China returns Long March 3B rocket to service after June failure

A Long March 3B rocket lifts off from the Xichang launch base Sunday with two Beidou navigation satellites. Credit: Xinhua

China’s Long March 3B rocket, used to power navigation and communications satellites into high-altitude orbits, launched for the first time in nearly five months Sunday with two spacecraft for the country’s Beidou positioning network.

Sunday’s launch, declared a success by Chinese officials, marked the first flight of a Long March 3B since June 19, when a roll control error on the rocket’s third stage led to the deployment of the Chinasat 9A television broadcast satellite into a lower-than-planned orbit.

The Chinasat 9A satellite later boosted itself into its originally-intended orbit, but at the expense of fuel, reducing its expected useful lifetime.

The June 19 failure was the third in a string of four Chinese launch accidents in a span of less than a year. Chinese space officials suspended all launches in early July after a heavy-lift Long March 5 rocket failed to enter orbit.

China’s Long March 2-series rockets returned to service last month with two successful missions, while the larger Long March 3B remained grounded until Sunday.

Powered by four liquid-fueled strap-on boosters and a hydrazine-burning core stage, the Long March 3B lifted off at 1145 GMT (6:45 a.m. EST) Sunday from the Xichang space center in southwestern China’s Sichuan province. The launcher apparently performed as designed.

After heading southwest from Xichang, the rocket’s hydrogen-fueled third stage was expected to deploy a Yuanzheng space tug in an elliptical, oval-shaped orbit less than a half-hour after liftoff. The Yuanzheng upper stage was programmed to maneuver the two third-generation Beidou satellites in a circular 55-degree inclination orbit about 13,700 miles (22,000 kilometers) above Earth.

U.S. military tracking data on the satellites were not immediately available Sunday, but the government agency responsible for China’s Beidou navigation system confirmed the flight was a success. Launch announcements from Chinese government sources are typically reliable.

Sunday’s launch followed the deployment of two third-generation Beidou test satellites into a so-called medium Earth orbit in July 2015.

The completed Beidou constellation will consist of 27 satellites in medium Earth orbits, five in geostationary-type orbits around 22,300 miles (36,800 kilometers) over the equator, and three in inclined geosynchronous orbits that oscillate north and south of the equator.

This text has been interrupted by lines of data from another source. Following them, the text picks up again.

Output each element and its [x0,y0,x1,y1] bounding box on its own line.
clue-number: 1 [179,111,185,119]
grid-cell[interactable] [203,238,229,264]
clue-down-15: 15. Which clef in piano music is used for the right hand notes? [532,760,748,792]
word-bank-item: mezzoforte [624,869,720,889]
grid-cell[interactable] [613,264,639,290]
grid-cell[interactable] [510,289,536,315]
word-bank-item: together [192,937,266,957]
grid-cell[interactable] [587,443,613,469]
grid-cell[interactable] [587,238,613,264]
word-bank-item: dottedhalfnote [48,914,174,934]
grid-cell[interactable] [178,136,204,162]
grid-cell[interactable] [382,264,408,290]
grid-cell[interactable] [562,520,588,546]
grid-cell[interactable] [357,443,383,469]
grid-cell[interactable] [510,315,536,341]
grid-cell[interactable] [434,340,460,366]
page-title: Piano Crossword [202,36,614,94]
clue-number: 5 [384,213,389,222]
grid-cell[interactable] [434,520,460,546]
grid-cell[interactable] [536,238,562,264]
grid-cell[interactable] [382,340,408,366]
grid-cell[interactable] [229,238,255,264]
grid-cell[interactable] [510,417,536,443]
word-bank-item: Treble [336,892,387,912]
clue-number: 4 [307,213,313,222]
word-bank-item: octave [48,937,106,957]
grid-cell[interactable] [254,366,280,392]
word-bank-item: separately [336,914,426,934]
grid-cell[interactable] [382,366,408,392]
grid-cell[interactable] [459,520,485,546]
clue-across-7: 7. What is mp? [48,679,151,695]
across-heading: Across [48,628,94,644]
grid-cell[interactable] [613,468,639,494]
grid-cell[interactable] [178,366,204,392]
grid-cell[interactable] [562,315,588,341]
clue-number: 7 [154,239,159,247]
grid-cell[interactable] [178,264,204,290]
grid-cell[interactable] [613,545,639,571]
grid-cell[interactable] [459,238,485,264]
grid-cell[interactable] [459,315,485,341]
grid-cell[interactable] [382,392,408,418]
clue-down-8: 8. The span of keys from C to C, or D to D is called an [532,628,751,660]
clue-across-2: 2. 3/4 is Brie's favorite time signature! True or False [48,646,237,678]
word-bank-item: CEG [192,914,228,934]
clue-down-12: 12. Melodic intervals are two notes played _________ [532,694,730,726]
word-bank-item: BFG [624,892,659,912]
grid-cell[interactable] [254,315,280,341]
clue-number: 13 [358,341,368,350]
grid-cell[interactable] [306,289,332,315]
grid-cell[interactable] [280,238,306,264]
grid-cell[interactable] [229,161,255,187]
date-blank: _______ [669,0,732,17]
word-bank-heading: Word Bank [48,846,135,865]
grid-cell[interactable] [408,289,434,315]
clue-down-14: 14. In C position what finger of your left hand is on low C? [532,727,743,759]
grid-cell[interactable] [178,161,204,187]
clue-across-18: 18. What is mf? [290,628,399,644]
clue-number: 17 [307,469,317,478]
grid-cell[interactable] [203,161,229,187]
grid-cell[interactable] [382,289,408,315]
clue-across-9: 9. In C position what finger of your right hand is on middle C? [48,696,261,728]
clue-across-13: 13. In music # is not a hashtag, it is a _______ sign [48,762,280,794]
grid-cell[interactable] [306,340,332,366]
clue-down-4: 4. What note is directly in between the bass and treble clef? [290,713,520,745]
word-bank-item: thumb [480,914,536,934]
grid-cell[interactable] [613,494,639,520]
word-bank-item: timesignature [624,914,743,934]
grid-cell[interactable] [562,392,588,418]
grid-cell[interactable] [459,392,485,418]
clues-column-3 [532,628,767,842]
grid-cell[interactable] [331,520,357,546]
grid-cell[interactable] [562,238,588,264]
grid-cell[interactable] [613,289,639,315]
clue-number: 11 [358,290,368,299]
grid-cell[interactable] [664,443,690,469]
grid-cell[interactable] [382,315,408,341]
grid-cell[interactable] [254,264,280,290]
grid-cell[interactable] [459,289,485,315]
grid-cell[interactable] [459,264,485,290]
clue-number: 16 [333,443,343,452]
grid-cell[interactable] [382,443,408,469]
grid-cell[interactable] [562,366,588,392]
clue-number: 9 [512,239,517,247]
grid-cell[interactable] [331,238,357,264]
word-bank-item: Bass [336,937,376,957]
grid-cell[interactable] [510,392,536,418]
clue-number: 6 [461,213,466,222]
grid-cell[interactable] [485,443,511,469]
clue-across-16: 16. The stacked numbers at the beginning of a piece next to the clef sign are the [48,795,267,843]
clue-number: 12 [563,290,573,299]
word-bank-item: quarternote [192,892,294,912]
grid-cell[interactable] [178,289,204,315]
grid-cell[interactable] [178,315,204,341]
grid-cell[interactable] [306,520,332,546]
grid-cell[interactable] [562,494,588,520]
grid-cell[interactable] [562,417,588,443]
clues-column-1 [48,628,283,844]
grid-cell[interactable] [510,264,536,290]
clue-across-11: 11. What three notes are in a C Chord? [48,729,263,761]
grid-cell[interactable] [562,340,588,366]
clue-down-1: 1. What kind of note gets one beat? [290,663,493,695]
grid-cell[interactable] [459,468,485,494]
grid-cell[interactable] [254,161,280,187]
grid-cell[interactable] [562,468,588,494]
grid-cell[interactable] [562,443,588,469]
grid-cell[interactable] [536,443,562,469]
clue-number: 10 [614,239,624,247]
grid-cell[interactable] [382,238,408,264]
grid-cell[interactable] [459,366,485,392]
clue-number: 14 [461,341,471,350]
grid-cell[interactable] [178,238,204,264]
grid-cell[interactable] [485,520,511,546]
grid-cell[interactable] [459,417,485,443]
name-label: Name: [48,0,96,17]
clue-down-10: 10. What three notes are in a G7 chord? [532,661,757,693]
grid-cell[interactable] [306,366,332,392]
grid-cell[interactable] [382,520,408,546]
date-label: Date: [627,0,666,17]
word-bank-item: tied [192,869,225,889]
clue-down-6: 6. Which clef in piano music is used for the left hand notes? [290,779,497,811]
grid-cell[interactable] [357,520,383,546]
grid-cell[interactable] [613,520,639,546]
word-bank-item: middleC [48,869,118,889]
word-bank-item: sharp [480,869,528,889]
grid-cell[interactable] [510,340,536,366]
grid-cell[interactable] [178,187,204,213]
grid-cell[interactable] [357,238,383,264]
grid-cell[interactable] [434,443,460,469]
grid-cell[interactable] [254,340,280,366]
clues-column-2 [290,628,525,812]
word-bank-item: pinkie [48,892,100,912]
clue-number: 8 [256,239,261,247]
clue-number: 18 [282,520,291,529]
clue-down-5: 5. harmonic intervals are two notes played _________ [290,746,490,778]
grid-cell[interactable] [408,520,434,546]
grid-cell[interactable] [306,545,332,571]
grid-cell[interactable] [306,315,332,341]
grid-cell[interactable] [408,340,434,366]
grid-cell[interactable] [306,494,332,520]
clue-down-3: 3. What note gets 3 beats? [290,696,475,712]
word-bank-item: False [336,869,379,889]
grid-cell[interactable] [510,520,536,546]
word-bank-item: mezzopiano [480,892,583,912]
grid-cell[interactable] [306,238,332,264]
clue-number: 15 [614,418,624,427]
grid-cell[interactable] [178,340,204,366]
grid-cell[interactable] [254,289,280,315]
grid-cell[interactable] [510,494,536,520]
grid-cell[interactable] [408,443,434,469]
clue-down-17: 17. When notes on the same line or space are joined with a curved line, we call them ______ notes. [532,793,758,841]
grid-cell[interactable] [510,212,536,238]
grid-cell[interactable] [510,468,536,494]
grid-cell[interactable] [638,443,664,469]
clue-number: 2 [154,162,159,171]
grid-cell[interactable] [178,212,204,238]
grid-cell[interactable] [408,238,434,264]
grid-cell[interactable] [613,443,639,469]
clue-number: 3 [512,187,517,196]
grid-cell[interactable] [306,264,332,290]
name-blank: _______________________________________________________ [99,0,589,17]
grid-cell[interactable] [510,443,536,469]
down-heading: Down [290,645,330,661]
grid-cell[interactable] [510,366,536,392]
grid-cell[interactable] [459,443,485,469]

The satellites launched Sunday are the 24th and 25th to join the Beidou fleet, which currently includes around 15 operational navigation craft, according to a roster kept by Russia’s Information and Analysis Center for Positioning, Navigation and Timing that tracks the status of U.S., Russian and Chinese navigation networks.

When complete, the Beidou system will join the U.S. Air Force’s Global Positioning System, Russia’s Glonass satellite network, and Europe’s Galileo fleet — which is still being deployed — as the world’s four navigation services with global reach.

Named for the Chinese word for the Big Dipper constellation, the Beidou constellation achieved an initial operating capability with coverage over the Asia-Pacific region in 2012. Development of the Beidou program began in 1994.

The third-generation satellites now being launched by China feature higher-performance rubidium and hydrogen atomic clocks, inter-satellite links, improved spatial signal accuracy, better compatibility with other countries’ navigation satellites, and offer search-and-rescue services, according to a Chinese government release published on the Beidou program’s official website.

The Beidou satellites are designed to be interoperable with U.S., Russian and European navigation networks, and U.S. and international chipset producers offer receivers capable of using L-band signals from all four types of satellites. Combining signals from more satellites give users a more precise position estimate.

The third-generation Beidou spacecraft can provide positioning accuracies between 2.5 and 5 meters (8.2 to 16.4 feet), according to Chinese program officials.

China said it plans to launch 18 more Beidou satellites by the end of 2018, and the network will have more than 30 satellites by 2020, enough to begin independent global service.